Faruk Nafiz’in; Ulukışla’dan Orta Anadolu’ya yaptığı bir yolculuğu konu alan ünlü Han Duvarları şiirinde, “Neden sonra sarsıldı altımda demir yaylar / Gözlerimin önünden geçti kervansaraylar” dizeleriyle de bildiğimiz kervansaraylar, uzun bir dönem boyunca ülkenin ekonomik hayatı için önemli bir yer teşkil etti. Çoğunlukla at, eşek ve develerle kara nakliyatı yapan kervanlar birçok vilayete mal taşır, kış vakti geceleri, yaz vakti gündüzleri kervansaraylarda konaklar ve küçük para işlemlerini gerçekleştirirlerdi. Kervansaraylar kaynaklarda han ve ribat olarak anılsalar da, han imalat ve ticaretin beraber yapıldığı yapılara denirdi. Ribat ise sınırboylarındaki askeri amaçlı yapılar olup, zamanla birçok bölgede kervansaraya dönüştürülmüştür. En erken Türk kervansarayı olan Ribat-ı Mahi ise Gazneli Mahmud’un emriyle Firdevsi’nin anısına yapılmış olup, ribat adının geçmesi bu geleneğe dayanır. Anadolu Selçuklu döneminde, Başane Kervansarayı’na avludan daha dar bir hol konulması sebebiyle, bu sultan hanlarının öncüsü olarak kabul edilir.

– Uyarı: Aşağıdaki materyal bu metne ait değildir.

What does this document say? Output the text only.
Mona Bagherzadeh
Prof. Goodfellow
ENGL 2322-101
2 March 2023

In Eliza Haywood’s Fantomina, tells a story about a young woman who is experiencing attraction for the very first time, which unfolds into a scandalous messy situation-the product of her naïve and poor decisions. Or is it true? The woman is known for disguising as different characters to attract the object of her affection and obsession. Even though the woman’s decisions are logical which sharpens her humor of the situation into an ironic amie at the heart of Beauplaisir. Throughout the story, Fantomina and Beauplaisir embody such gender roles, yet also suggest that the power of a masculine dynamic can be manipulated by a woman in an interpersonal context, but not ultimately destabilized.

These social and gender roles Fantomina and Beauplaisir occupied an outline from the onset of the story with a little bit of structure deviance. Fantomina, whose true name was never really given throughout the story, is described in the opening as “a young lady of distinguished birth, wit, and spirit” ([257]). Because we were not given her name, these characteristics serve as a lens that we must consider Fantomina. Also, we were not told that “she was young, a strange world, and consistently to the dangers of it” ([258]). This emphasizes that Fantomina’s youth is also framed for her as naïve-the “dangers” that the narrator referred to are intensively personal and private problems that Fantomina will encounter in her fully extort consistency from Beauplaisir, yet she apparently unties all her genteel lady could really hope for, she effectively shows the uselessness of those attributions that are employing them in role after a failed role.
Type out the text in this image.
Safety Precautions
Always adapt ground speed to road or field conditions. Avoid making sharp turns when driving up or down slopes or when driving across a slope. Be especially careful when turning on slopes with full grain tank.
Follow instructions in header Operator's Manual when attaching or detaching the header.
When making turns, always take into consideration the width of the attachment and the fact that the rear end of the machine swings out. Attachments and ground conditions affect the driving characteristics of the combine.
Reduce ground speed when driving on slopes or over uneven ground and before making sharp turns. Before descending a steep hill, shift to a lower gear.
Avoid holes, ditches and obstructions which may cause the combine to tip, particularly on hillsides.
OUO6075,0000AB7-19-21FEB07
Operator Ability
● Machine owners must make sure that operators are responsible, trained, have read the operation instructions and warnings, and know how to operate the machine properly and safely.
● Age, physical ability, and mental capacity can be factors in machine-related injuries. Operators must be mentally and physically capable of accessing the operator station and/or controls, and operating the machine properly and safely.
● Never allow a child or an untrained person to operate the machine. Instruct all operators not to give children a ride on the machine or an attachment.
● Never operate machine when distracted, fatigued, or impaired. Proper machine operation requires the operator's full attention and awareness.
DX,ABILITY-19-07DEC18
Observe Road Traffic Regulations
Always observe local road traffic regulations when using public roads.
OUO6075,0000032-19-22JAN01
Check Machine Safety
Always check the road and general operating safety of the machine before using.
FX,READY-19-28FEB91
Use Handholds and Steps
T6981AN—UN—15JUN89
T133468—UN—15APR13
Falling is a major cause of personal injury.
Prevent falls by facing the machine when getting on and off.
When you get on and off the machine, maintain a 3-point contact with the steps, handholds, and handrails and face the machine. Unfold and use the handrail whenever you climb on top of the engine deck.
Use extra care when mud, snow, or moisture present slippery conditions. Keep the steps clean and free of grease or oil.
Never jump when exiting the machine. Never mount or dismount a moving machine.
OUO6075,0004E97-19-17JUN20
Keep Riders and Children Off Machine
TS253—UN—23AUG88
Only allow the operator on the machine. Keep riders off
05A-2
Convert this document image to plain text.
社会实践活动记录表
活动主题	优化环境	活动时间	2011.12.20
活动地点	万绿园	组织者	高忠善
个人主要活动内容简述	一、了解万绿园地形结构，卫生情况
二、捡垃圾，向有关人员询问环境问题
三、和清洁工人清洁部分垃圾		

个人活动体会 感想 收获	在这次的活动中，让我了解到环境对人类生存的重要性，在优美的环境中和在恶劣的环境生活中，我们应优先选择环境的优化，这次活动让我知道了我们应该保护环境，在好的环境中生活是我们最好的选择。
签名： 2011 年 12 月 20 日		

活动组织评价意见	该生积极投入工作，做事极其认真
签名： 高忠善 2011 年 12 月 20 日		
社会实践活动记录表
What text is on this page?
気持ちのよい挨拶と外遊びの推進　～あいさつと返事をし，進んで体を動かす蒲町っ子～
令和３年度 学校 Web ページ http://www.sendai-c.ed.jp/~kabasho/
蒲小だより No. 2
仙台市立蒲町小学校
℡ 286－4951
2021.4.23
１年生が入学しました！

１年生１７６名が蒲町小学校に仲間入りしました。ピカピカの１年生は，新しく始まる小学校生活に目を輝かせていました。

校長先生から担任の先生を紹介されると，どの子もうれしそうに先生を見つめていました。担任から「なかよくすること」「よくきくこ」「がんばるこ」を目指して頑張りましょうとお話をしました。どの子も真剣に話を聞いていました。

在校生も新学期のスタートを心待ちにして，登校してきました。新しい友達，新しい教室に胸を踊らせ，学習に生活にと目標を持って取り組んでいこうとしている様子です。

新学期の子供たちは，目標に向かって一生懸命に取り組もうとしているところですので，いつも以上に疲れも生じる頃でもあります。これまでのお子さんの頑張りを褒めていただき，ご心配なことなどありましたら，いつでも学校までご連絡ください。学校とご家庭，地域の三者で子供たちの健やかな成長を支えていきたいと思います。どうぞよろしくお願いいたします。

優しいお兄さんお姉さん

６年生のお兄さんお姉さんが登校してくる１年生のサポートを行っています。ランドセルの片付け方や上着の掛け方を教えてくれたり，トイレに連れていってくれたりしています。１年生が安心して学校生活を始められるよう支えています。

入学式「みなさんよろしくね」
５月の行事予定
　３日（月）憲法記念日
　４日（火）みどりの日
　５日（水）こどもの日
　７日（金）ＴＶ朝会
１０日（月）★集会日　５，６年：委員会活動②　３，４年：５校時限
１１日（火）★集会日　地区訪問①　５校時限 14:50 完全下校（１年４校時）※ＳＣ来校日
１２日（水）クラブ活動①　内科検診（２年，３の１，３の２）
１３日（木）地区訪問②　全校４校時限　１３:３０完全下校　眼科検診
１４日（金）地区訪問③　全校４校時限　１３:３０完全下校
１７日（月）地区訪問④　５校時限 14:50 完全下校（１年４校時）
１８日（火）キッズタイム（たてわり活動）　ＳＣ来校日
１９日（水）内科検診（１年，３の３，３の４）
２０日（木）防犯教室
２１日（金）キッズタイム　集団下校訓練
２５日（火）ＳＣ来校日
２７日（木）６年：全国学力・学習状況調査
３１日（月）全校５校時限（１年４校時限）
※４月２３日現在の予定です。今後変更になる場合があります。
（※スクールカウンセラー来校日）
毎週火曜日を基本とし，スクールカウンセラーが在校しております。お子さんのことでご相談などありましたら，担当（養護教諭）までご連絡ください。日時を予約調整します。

12. yüzyılda Anadolu’nun uluslararası ticaret konusunda önemli bir merkez haline gelmesiyle, kervansarayların sayısında artış yaşanmıştır. Ana ve ara yollar dahil, ülkenin her yerinde kurulan bu yapılar sultanlar ve devlet adamları tarafından vakıf şeklinde yaptırılırdı. Kervanlar 3 gün boyunca misafir sayılır, hiçbir ücret ödemezlerdi. Bir kale görüntüsü çizen bu kervansaraylarda güvenlik konusuna da ayrıca önem verilirdi. Bunların yanısıra hamam, mescid, eczahane, hekim, nalbant, veteriner ve araba tamircisi gibi hizmetler de sunulmuş, fakirlere bu hizmetler bedava verilmiştir.
Osmanlı’da kervansaraylar, genellikle nüfusun az olduğu toprakları geliştirmek üzere kurulan menzil külliyelerinin içinde bulunurdu. Bu kervansarayların açık avlusu ve kapalı bölümleri bulunur, bu kapalı bölümlerde ahırlar, depolar, yönetim birimleri yer alırdı. Yolcuların kaldığı bölümde ise sedirler ve ocaklar bulunurdu. Diyarbakır’daki Hüsrev Paşa Kervansarayı, Safranbolu’daki Cinci Hanı ve Erzurum’daki Rüstem Paşa Kervansarayı iki katlı olmasına rağmen Merzifon Kara Mustafa Paşa Kervansarayı dört katlı bir yapıya sahip olup her kat başka amaçlarla kullanılır. Bu kervansaraylarda Selçuklu’larda görülen kale biçimi yerini dışarıyla bağlantısı yüksek, cephelerinde dükkanların olduğu bir yapıya geçilmiştir. Binalardaki bu değişimin aksine Osmanlılar da Selçuklular gibi, askerlerin konaklaması için, aynı zamanda büyük külliyelerin parçası olan kervansaraylar inşa etmişlerdir.